The most common myxoid lesions of bone are metastases from myxoid carcinomas of an epithelial origin from intestine, breast, and lung. Metastatic carcinoma usually contains clusters of epithelium with abundant mucin and strong reactivity for cytokeratin markers. Skeletal metastases of myxoid sarcomas are well documented, particularly myxoid liposarcoma, which can be found in unusual extrapulmonary sites of metastasis such as the retroperitoneum or other soft tissues. In addition, myxoid liposarcoma has a high incidence of osseous metastasis with predilection to the spine12. Intraosseous myxoid tumors, including conventional chondrosarcomas, which may have a prominent myxoid stroma, can be distinguished on the basis of imaging by a characteristic pattern of calcification and by S-100 positivity. Metastases from extraskeletal myxoid chondrosarcoma and myxoid liposarcoma can be differentiated by the identification of their specific translocations on cytogenetic analysis13,16. The most common myxoid benign bone tumor is myxoma of the jaw. This entity lacks the perivascular arrangement seen in the atrial myxoma. Primary myxomas of bone outside the jaw are rare, with reported cases affecting the skull base17-19, temporal bone20,21, femur22, humerus23, and toe24. None of these cases were associated with cardiac myxomas or multifocal lesions.

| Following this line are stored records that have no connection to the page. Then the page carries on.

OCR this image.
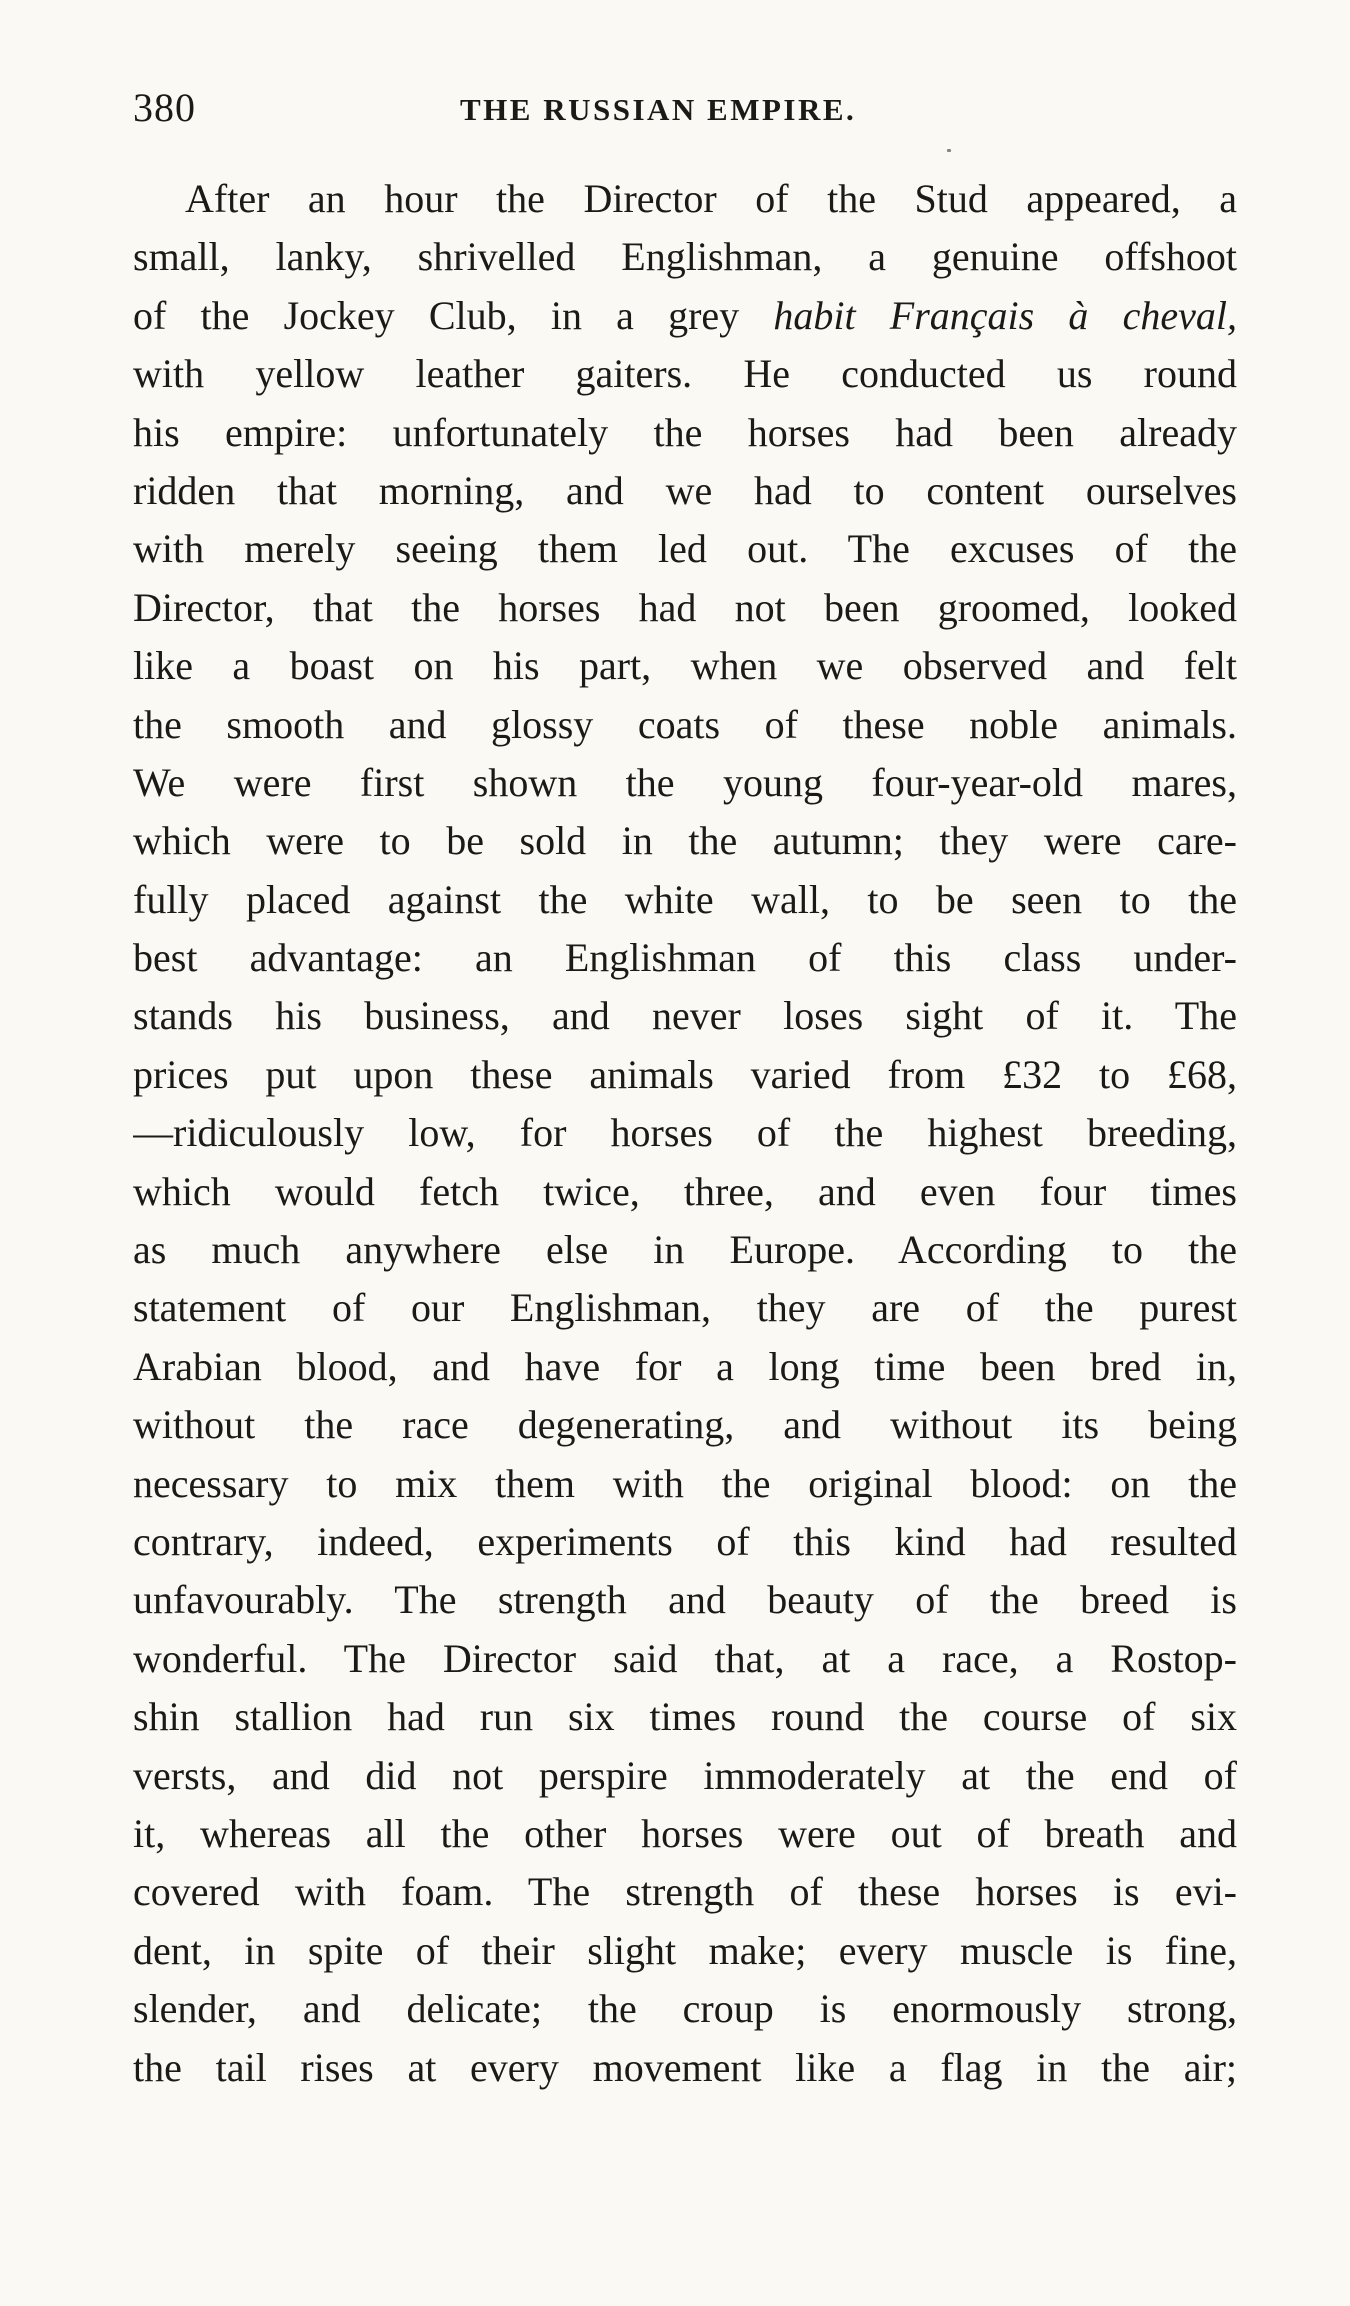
380	THE RUSSIAN EMPIRE.
After an hour the Director of the Stud appeared, a
small, lanky, shrivelled Englishman, a genuine offshoot
of the Jockey Club, in a grey habit Français à cheval,
with yellow leather gaiters. He conducted us round
his empire: unfortunately the horses had been already
ridden that morning, and we had to content ourselves
with merely seeing them led out. The excuses of the
Director, that the horses had not been groomed, looked
like a boast on his part, when we observed and felt
the smooth and glossy coats of these noble animals.
We were first shown the young four-year-old mares,
which were to be sold in the autumn; they were care-
fully placed against the white wall, to be seen to the
best advantage: an Englishman of this class under-
stands his business, and never loses sight of it. The
prices put upon these animals varied from £32 to £68,
—ridiculously low, for horses of the highest breeding,
which would fetch twice, three, and even four times
as much anywhere else in Europe. According to the
statement of our Englishman, they are of the purest
Arabian blood, and have for a long time been bred in,
without the race degenerating, and without its being
necessary to mix them with the original blood: on the
contrary, indeed, experiments of this kind had resulted
unfavourably. The strength and beauty of the breed is
wonderful. The Director said that, at a race, a Rostop-
shin stallion had run six times round the course of six
versts, and did not perspire immoderately at the end of
it, whereas all the other horses were out of breath and
covered with foam. The strength of these horses is evi-
dent, in spite of their slight make; every muscle is fine,
slender, and delicate; the croup is enormously strong,
the tail rises at every movement like a flag in the air;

Since Hirano et al.25 first described IL-6 production by cardiac myxomas, subsequent studies have demonstrated that elevation of the IL-6 level is related to tumor size, fever, malaise, weight loss, myalgia, and tumor dissemination9,26-29. These symptoms tend to appear when IL-6 levels exceed the threshold of 9.3 pg/mL30. Patients with cardiac myxomas and IL-6 serum levels higher than 9.3 pg/mL should be screened to rule out peripheral embolic lesions. At the present time, the use of tocilizumab, an anti-IL-6 agent, is being investigated for the treatment of cardiac myxoma31. In our case, the 99mTc-methylene diphosphonate (MDP) bone scan did not reveal the full extent of skeletal dissemination of embolic lesions, while the 18FDG-PET scan showed more accurate distributions. Conventionally, standardized uptake value (SUV) is less than 2 for most benign tumors. Many of the lesions in our case showed SUV uptakes from 2 to 4, suggesting very high metabolic activities. Among benign tumors, fibrous dysplasia and giant cell tumors may show SUV uptakes greater than 2.
In summary, we present an unusual case of multifocal osteolytic embolic lesions caused by a cardiac myxoma. The lesions were associated with a high SUV uptake on PET scan, and the patient had constitutional symptoms related to an elevated serum level of IL-6. The latter may be useful as a screening test for recurrence of cardiac myxoma or in disseminated lesions.